1974: The Tigers’ lone state title

Bill Coverley

Bill Coverley
File photo

In 1974, Douglas High football won its only state title to date.

What makes the achievement more remarkable is that the Tigers won their title after graduating 20 letterman and all but four starters from the 1973 squad.

That ’73 season, Douglas went 8-1, with the only loss coming to Yerington.

Even with so many shoes to fill, Douglas had lots of talent.

At quarterback was three-year veteran Tim Roberts; Russell Burnum accompanied him in the backfield.

Roberts and defensive lineman David Snow both went on to play D-I football at Idaho after winning the state title.

Burnum was named the Nevada all-state player of the year and then coach Bill Coverley was selected as the coach of the year.

By season’s end, it was only fellow North team Fallon which stood in the way of Douglas’ AA (pronounced “Double-A” at the time) championship aspirations.


Douglas went 8-1-1 in 1974, with its lone loss coming by a 22-8 margin to Lowry.

The loss was considered the biggest upset of the season and dropped the Tigers to 5-1.

However, it didn’t take long for Douglas to bounce back. The Tigers bested every opponent after that, outside of an 8-8 tie with Bishop Manogue.

Todd Wilcks, who was a sophomore on that team, said a huge part of the Tigers being as successful as they were came down to the seniors on the team.

“They really were the heart and soul of that whole team,” said Wilcks. “They were the sparks of the team. They were the key for the success.”

Wilcks said the talent on the team first showed through with a 32-15 win over AAA-level Hug.

There were more surprises in store around the North, as Elko knocked off Fallon in the last game of the regular season.

After Douglas downed Fallon, 6-0, the Greenwave ended their season by losing their final two games of 1974.


The 1974 AA state-title game was a rugged, defensive affair.

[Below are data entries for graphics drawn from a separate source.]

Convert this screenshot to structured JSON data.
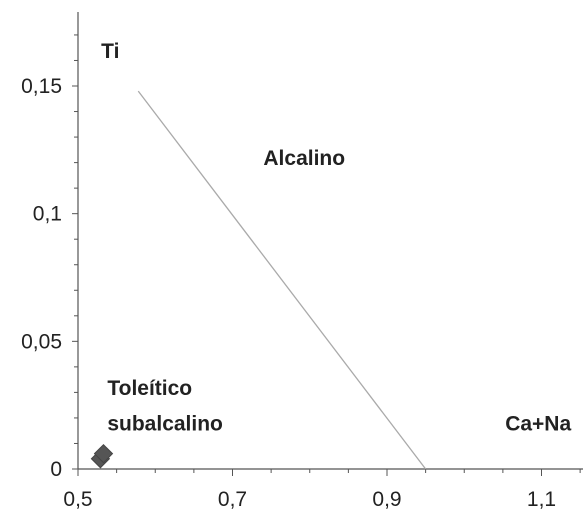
{
  "chart_data": {
    "type": "scatter",
    "title": "",
    "xlabel": "",
    "ylabel": "",
    "xlim": [
      0.5,
      1.15
    ],
    "ylim": [
      0,
      0.18
    ],
    "x_ticks": [
      0.5,
      0.7,
      0.9,
      1.1
    ],
    "x_tick_labels": [
      "0,5",
      "0,7",
      "0,9",
      "1,1"
    ],
    "y_ticks": [
      0,
      0.05,
      0.1,
      0.15
    ],
    "y_tick_labels": [
      "0",
      "0,05",
      "0,1",
      "0,15"
    ],
    "grid": false,
    "boundary_line": [
      [
        0.578,
        0.148
      ],
      [
        0.95,
        0
      ]
    ],
    "region_labels": [
      {
        "text": "Ti",
        "x": 0.53,
        "y": 0.161
      },
      {
        "text": "Alcalino",
        "x": 0.74,
        "y": 0.119
      },
      {
        "text": "Toleítico",
        "x": 0.538,
        "y": 0.029
      },
      {
        "text": "subalcalino",
        "x": 0.538,
        "y": 0.015
      },
      {
        "text": "Ca+Na",
        "x": 1.053,
        "y": 0.015
      }
    ],
    "series": [
      {
        "marker": "diamond",
        "color": "#555555",
        "points": [
          {
            "x": 0.529,
            "y": 0.004
          },
          {
            "x": 0.533,
            "y": 0.006
          }
        ]
      }
    ]
  }
}
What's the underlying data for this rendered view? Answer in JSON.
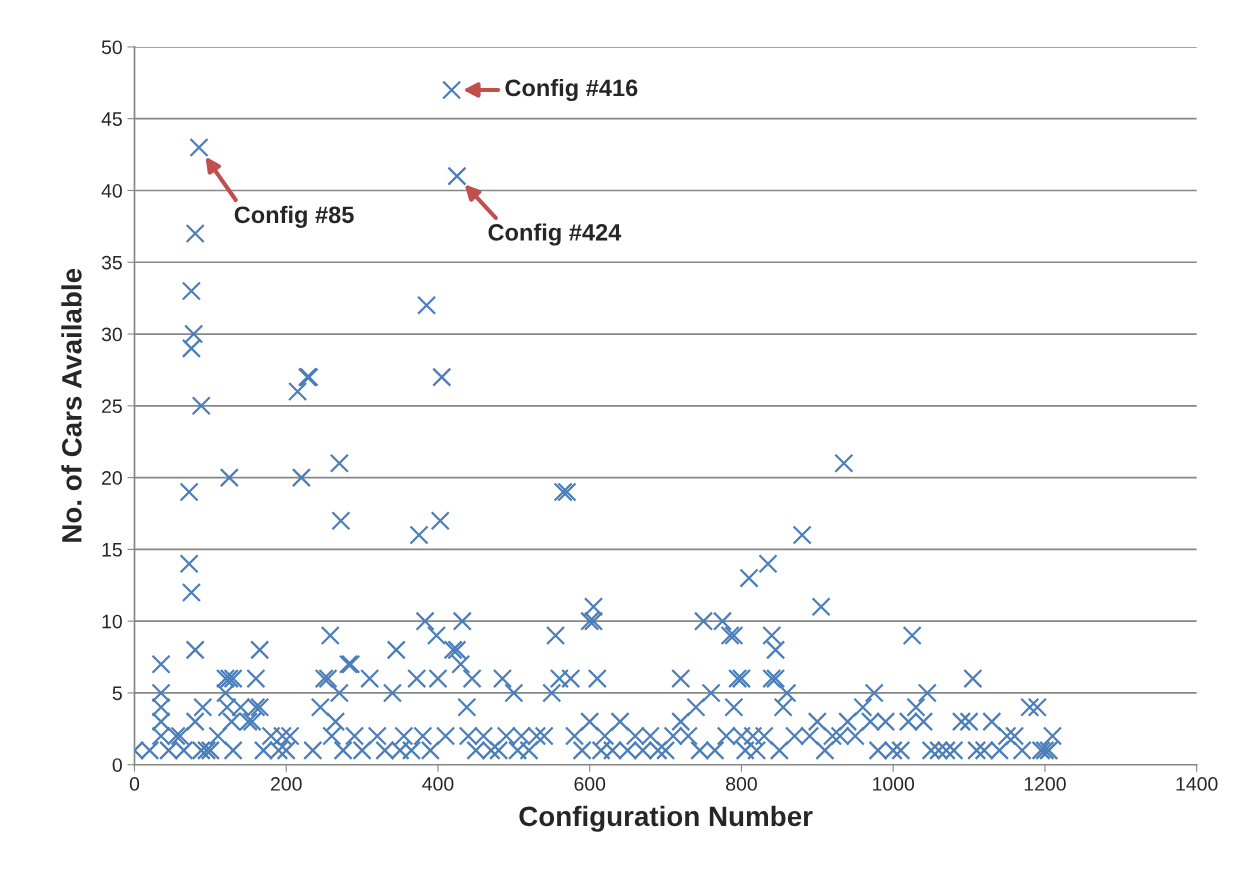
{
  "chart_data": {
    "type": "scatter",
    "xlabel": "Configuration Number",
    "ylabel": "No. of Cars Available",
    "series": [
      {
        "color": "#4a7ebb",
        "x": [
          0,
          20,
          35,
          35,
          35,
          35,
          35,
          45,
          55,
          60,
          65,
          72,
          72,
          75,
          75,
          75,
          78,
          80,
          80,
          80,
          85,
          88,
          88,
          90,
          95,
          100,
          110,
          120,
          120,
          122,
          125,
          125,
          128,
          130,
          130,
          140,
          150,
          155,
          160,
          160,
          165,
          165,
          170,
          180,
          190,
          195,
          200,
          205,
          215,
          220,
          228,
          230,
          235,
          245,
          250,
          255,
          258,
          260,
          265,
          270,
          270,
          272,
          275,
          282,
          285,
          290,
          300,
          310,
          320,
          330,
          340,
          345,
          350,
          355,
          365,
          372,
          375,
          380,
          383,
          385,
          390,
          398,
          400,
          403,
          405,
          410,
          418,
          420,
          425,
          425,
          430,
          432,
          438,
          440,
          445,
          450,
          460,
          470,
          480,
          485,
          490,
          500,
          505,
          510,
          520,
          530,
          540,
          550,
          555,
          560,
          565,
          570,
          575,
          580,
          590,
          600,
          600,
          605,
          605,
          610,
          615,
          620,
          630,
          640,
          650,
          660,
          670,
          680,
          690,
          700,
          710,
          720,
          720,
          730,
          740,
          745,
          750,
          760,
          765,
          775,
          780,
          785,
          790,
          790,
          795,
          800,
          800,
          805,
          810,
          815,
          820,
          830,
          835,
          840,
          840,
          845,
          845,
          850,
          855,
          860,
          870,
          880,
          890,
          900,
          905,
          910,
          920,
          930,
          935,
          940,
          950,
          960,
          970,
          975,
          980,
          990,
          1000,
          1010,
          1020,
          1025,
          1030,
          1040,
          1045,
          1050,
          1060,
          1070,
          1080,
          1090,
          1100,
          1105,
          1110,
          1120,
          1130,
          1140,
          1150,
          1160,
          1170,
          1180,
          1190,
          1195,
          1200,
          1205,
          1210
        ],
        "values": [
          1,
          1,
          7,
          5,
          4,
          3,
          2,
          1,
          2,
          2,
          1,
          19,
          14,
          12,
          33,
          29,
          30,
          37,
          8,
          3,
          43,
          25,
          1,
          4,
          1,
          1,
          2,
          6,
          5,
          4,
          20,
          6,
          3,
          6,
          1,
          4,
          3,
          3,
          6,
          4,
          4,
          8,
          1,
          2,
          1,
          2,
          1,
          2,
          26,
          20,
          27,
          27,
          1,
          4,
          6,
          6,
          9,
          2,
          3,
          21,
          5,
          17,
          1,
          7,
          7,
          2,
          1,
          6,
          2,
          1,
          5,
          8,
          1,
          2,
          1,
          6,
          16,
          2,
          10,
          32,
          1,
          9,
          6,
          17,
          27,
          2,
          47,
          8,
          41,
          8,
          7,
          10,
          4,
          2,
          6,
          1,
          2,
          1,
          1,
          6,
          2,
          5,
          1,
          2,
          1,
          2,
          2,
          5,
          9,
          6,
          19,
          19,
          6,
          2,
          1,
          10,
          3,
          11,
          10,
          6,
          1,
          2,
          1,
          3,
          1,
          2,
          1,
          2,
          1,
          1,
          2,
          6,
          3,
          2,
          4,
          1,
          10,
          5,
          1,
          10,
          2,
          9,
          9,
          4,
          6,
          6,
          2,
          1,
          13,
          2,
          1,
          2,
          14,
          9,
          6,
          8,
          6,
          1,
          4,
          5,
          2,
          16,
          2,
          3,
          11,
          1,
          2,
          2,
          21,
          3,
          2,
          4,
          3,
          5,
          1,
          3,
          1,
          1,
          3,
          9,
          4,
          3,
          5,
          1,
          1,
          1,
          1,
          3,
          3,
          6,
          1,
          1,
          3,
          1,
          2,
          2,
          1,
          4,
          4,
          1,
          1,
          1,
          2
        ]
      }
    ],
    "xlim": [
      0,
      1400
    ],
    "xticks": [
      0,
      200,
      400,
      600,
      800,
      1000,
      1200,
      1400
    ],
    "ylim": [
      0,
      50
    ],
    "yticks": [
      0,
      5,
      10,
      15,
      20,
      25,
      30,
      35,
      40,
      45,
      50
    ],
    "grid": "y",
    "marker": "cross",
    "annotations": [
      {
        "text": "Config #85",
        "x": 85,
        "y": 43
      },
      {
        "text": "Config #416",
        "x": 418,
        "y": 47
      },
      {
        "text": "Config #424",
        "x": 425,
        "y": 41
      }
    ]
  }
}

The Tigers’ Roberts scored the eventual winning touchdown with 46 seconds left in the opening half after Douglas defender Philip Fingar grabbed an interception at Fallon’s 37.

In a postgame interview after the Tigers won their championship, Coverley said he began to understand the pressures of big-time collegiate football.

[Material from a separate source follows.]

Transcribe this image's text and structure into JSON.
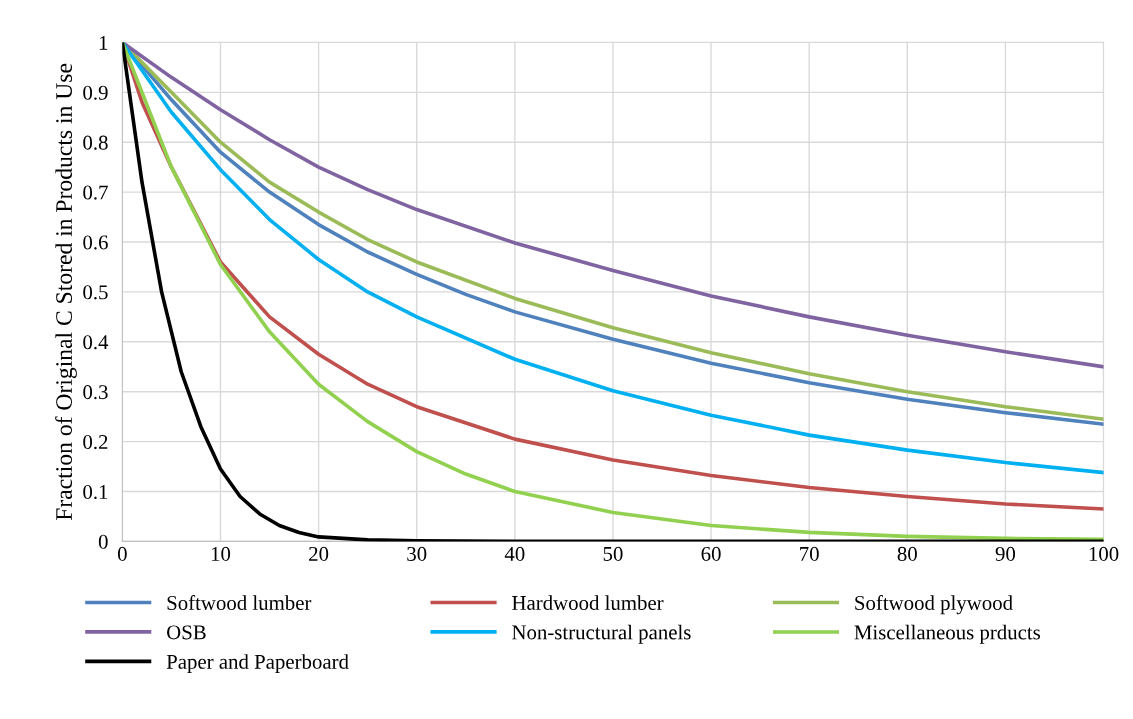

“Now I know how it feels when college coaches go to bowl games,” said Coverley. “Playing for a state championship is fun and winning is just icing on the cake.”

Burnum carried for more than 1,400 yards that season on his way to being named the Nevada player of the year.

Gil Castillo, Mark Kizer, David Snow, Louis Stodieck and Jerry Popichak were also first team all-state selections.

Burnum and Roberts were chosen as all-state players on both sides of the football.

Wilcks, Jacques Etchegoyhen, Terry Cruz and Russ Wheaton all picked up honorable mention all-state nods, as well.


A rainstorm the night before the championship game forced Coverley and Tiger administrators to scramble to try and get Dressler Field ready in time for kickoff.

Douglas knew its advantage was in its burst plays with its speedsters.

In order to help dry the field, Red Roberts of Harvey’s James Canyon Ranch hovered a helicopter over the field for several hours to dry the playing surface.

“Our team was built for speed. We had some real fast, shifty guys. Fallon was more straight ahead,” said Wilcks. “We knew a wet field was going to be in their advantage. We were doing everything we could to get the field in better shape.”

Wilcks doesn’t feel that they heard too much from their rivals in Carson about not playing them on their way to the state title.

Of course, that was during the 13-year span where the two teams didn’t play, as they were a part of different classifications.

“There wasn’t a lot of trash talking that I remember,” said Wilcks.

The 1974 season still stands as Douglas’ lone state title since the program began more than 100 years ago.